Standardization Begets Innovation

This is starting to seem quite important to me.

For the weekend project, I’ve been delving deeper and deeper into Python and have come across a distinction between “1998 HTML” and “2003 to today HTML”.

In 1998 there was much less standardization for coding websites. The HTML was poorly written or written by programs that produced sloppy code. An interesting consequence of this is that many older websites are harder to analyze with scraping programs.

The code today is massively improved. Today’s websites benefit from standards that get updated with ‘best practices’, which can spur automation of all kinds of functions.

The upshot is that information is becoming much easier to find, analyze and publish. And no new technology, just old technology maturing.

And we’re just getting started. A lot of websites now have something called an “API“, which is just a web address you can point your computer to and fling requests for information at. The idea is that regular browser websites are great for people, but computers don’t need all that stupid formatting. They just want data.
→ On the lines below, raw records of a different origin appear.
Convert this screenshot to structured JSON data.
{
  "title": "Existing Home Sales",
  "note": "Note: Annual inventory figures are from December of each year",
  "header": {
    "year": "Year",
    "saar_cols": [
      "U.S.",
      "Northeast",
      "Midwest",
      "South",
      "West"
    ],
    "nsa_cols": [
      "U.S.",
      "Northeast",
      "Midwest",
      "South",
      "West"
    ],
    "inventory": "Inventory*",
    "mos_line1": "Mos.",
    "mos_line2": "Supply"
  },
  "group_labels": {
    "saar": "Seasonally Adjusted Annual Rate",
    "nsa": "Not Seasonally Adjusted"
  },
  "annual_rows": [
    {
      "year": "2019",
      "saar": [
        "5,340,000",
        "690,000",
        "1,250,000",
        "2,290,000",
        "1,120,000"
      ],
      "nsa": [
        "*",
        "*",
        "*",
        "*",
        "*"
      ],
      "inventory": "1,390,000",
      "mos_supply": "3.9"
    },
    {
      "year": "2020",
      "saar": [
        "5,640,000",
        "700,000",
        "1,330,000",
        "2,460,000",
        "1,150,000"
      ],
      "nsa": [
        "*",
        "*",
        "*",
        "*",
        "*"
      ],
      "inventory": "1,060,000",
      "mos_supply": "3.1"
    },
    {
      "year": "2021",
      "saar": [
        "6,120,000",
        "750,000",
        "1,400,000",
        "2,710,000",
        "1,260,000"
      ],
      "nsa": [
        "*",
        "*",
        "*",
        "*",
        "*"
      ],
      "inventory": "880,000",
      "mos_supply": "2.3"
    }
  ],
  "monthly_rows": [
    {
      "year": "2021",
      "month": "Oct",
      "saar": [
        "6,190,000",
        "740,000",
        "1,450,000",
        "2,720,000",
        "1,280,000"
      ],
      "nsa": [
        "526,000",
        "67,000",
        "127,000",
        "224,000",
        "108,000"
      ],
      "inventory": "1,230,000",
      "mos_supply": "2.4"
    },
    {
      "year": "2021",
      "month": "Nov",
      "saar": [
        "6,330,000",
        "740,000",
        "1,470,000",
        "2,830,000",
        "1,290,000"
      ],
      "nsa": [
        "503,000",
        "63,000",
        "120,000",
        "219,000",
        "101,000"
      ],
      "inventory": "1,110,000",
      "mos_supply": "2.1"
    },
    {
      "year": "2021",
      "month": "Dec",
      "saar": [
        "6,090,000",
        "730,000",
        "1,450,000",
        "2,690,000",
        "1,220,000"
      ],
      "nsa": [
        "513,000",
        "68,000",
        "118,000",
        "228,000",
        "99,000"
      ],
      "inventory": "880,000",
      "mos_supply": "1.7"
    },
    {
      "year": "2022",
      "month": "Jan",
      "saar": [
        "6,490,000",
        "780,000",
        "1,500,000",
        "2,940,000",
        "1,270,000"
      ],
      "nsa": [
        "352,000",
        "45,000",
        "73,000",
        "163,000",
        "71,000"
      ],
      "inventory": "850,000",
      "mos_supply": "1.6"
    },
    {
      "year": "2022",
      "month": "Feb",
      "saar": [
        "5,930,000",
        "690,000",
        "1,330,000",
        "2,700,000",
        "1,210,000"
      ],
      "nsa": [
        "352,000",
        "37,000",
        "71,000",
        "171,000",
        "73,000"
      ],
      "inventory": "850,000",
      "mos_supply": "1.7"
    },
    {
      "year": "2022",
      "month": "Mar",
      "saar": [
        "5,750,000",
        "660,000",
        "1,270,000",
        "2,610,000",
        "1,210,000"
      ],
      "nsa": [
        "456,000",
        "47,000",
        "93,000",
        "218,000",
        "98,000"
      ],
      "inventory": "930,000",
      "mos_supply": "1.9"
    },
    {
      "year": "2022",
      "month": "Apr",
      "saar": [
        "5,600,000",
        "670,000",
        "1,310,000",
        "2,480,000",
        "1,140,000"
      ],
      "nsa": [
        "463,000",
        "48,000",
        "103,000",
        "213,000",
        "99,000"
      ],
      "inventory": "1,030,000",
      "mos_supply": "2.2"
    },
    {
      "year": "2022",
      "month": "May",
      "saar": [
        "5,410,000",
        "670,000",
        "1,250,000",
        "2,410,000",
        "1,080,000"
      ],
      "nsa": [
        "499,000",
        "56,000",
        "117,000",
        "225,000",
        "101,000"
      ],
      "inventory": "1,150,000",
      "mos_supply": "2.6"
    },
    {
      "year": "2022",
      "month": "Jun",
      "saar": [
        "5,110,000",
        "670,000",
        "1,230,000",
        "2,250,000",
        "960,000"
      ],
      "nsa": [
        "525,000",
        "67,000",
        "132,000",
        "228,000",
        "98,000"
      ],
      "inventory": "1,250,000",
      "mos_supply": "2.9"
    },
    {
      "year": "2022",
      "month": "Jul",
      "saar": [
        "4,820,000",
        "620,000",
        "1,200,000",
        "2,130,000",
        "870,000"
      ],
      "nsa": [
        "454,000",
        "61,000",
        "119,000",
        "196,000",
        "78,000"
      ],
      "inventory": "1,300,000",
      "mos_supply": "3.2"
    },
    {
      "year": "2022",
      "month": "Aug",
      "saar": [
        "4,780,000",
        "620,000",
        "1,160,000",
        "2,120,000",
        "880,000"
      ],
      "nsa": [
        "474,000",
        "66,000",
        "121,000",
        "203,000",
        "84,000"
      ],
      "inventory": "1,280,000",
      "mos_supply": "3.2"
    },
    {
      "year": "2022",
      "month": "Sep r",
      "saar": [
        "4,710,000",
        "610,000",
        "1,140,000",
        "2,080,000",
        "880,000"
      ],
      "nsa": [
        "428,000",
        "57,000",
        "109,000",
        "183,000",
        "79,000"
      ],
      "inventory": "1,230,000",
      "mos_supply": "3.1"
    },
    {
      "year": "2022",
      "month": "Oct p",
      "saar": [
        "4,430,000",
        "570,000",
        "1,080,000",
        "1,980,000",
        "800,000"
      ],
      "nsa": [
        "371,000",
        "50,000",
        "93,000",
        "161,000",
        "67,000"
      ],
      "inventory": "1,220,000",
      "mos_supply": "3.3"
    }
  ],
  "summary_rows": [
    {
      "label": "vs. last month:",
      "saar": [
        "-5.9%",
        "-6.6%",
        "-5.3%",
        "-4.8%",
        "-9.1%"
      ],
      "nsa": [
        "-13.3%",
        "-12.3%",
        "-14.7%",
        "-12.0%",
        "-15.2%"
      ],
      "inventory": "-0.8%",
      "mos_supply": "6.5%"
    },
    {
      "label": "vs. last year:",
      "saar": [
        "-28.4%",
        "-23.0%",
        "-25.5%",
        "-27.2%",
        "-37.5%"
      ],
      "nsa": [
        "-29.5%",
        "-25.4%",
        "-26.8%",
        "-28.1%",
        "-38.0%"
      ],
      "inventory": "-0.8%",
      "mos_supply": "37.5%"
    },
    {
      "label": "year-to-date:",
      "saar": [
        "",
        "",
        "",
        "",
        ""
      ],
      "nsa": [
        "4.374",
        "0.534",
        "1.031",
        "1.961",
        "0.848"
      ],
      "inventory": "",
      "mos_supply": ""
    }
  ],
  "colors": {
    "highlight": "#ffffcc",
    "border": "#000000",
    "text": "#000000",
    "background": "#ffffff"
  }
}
Well, for some reason, lots of websites will have different content offered on their API from the website.

It’s bizarre, particularly because, with minimal-to-moderate effort, any industrious programmer can build a simple scraping routine and pull the data out of the ‘human’ interface. Why the hurdle? It’s just wasting time.

The hurdle’s there for cultural reasons having nothing to do with technology. These cultural blocks are preventing the sharing of information and so are preventing innovation.

And they’ll change, I think.

Much of my job is concerned with translating one system’s way of recording insurance information into another system’s ‘language’. There is no standardization for the way information is stored in insruance management systems. This makes for lots of people with jobs like mine, which are basically wasting time and money. My business isn’t about analyzing information, after all.

Standardizing data formatting is going to be the next dislocation in the economy. We already pity those poor suckers in the back office wrestling with legacy systems.

Eventually they will go the way of the typing pool.